11

Я проснулась слишком рано, ещё до будильника — хотя правильнее сказать: просто опять не смогла уснуть. Ночь тянулась медленной пыткой. Мне снова снилось то, что случилось год назад. Стоило закрыть глаза — перед внутренним взором вспыхивал тот поцелуй. Горячий, резкий, слишком живой, чтобы назвать его ошибкой… и слишком неправильный, чтобы назвать его чем-то другим.

Я перевернулась на бок и уставилась в потолок, пытаясь вдохнуть глубже. Но в груди снова щемило — то самое старое, знакомое чувство, которое грызло меня весь последний год. Оно никуда не делось. Даже наоборот — после разговора с Коулом вчера, после того, как он написал мне это сообщение… всё вскрылось снова. Как будто рана даже не пыталась затянуться.

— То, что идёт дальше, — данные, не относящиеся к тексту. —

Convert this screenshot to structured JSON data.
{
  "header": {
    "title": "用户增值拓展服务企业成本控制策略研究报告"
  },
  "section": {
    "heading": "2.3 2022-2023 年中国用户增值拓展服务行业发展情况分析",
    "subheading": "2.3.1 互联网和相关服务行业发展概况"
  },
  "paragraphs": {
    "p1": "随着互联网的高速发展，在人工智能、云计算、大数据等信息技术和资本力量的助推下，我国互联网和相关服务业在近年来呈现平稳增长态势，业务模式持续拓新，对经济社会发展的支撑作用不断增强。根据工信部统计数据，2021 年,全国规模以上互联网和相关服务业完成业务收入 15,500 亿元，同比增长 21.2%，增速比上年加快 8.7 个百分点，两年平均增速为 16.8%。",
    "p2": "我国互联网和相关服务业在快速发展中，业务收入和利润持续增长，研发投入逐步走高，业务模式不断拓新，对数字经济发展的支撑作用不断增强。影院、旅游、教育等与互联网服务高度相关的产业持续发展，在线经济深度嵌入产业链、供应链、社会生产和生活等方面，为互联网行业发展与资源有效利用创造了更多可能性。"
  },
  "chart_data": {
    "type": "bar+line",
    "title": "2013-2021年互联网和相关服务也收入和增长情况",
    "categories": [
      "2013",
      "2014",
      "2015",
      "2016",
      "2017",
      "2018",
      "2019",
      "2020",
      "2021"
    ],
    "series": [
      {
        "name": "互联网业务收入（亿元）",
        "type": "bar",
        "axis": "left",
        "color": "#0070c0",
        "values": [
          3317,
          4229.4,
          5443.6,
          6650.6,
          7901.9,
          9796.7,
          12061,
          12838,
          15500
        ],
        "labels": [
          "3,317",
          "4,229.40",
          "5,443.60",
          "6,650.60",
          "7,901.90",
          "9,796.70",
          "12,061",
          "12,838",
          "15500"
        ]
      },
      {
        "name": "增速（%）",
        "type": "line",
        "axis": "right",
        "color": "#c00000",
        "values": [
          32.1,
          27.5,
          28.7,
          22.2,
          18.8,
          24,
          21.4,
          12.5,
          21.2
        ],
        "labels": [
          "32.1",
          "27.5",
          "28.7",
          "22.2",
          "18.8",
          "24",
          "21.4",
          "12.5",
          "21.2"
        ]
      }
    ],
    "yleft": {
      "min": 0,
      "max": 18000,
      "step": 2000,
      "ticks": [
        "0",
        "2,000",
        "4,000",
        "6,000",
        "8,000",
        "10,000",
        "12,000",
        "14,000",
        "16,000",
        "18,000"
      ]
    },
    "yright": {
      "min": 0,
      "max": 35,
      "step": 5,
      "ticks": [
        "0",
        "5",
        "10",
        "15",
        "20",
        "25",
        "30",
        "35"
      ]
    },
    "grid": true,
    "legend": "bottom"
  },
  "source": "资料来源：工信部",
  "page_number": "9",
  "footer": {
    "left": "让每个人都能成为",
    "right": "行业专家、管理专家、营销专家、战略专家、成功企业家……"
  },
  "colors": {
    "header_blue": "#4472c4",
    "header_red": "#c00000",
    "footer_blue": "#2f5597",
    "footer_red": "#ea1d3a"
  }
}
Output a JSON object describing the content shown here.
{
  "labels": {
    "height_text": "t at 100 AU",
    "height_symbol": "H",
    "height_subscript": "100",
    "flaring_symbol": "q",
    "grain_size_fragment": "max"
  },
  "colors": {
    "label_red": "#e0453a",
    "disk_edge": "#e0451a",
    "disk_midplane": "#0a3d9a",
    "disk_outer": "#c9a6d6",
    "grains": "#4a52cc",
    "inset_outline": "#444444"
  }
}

Я провела ладонью по лицу. Кожа была горячей, но не от температуры — от этих мыслей, от воспоминаний, от дыма, который до сих пор стелился по сердцу.

Каю я так и не рассказала.

Хотя хотела. Хотела много раз.

Особенно тогда, сразу после… когда дыхание ещё сбивалось, а губы жгло так, будто я совершила преступление. Я вышла из той гостевой, стояла на кухне, держась за стеклянный стол, и думала: вот сейчас. Сейчас пойду. Скажу ему всё. Потому что ложь — хуже любого приговора.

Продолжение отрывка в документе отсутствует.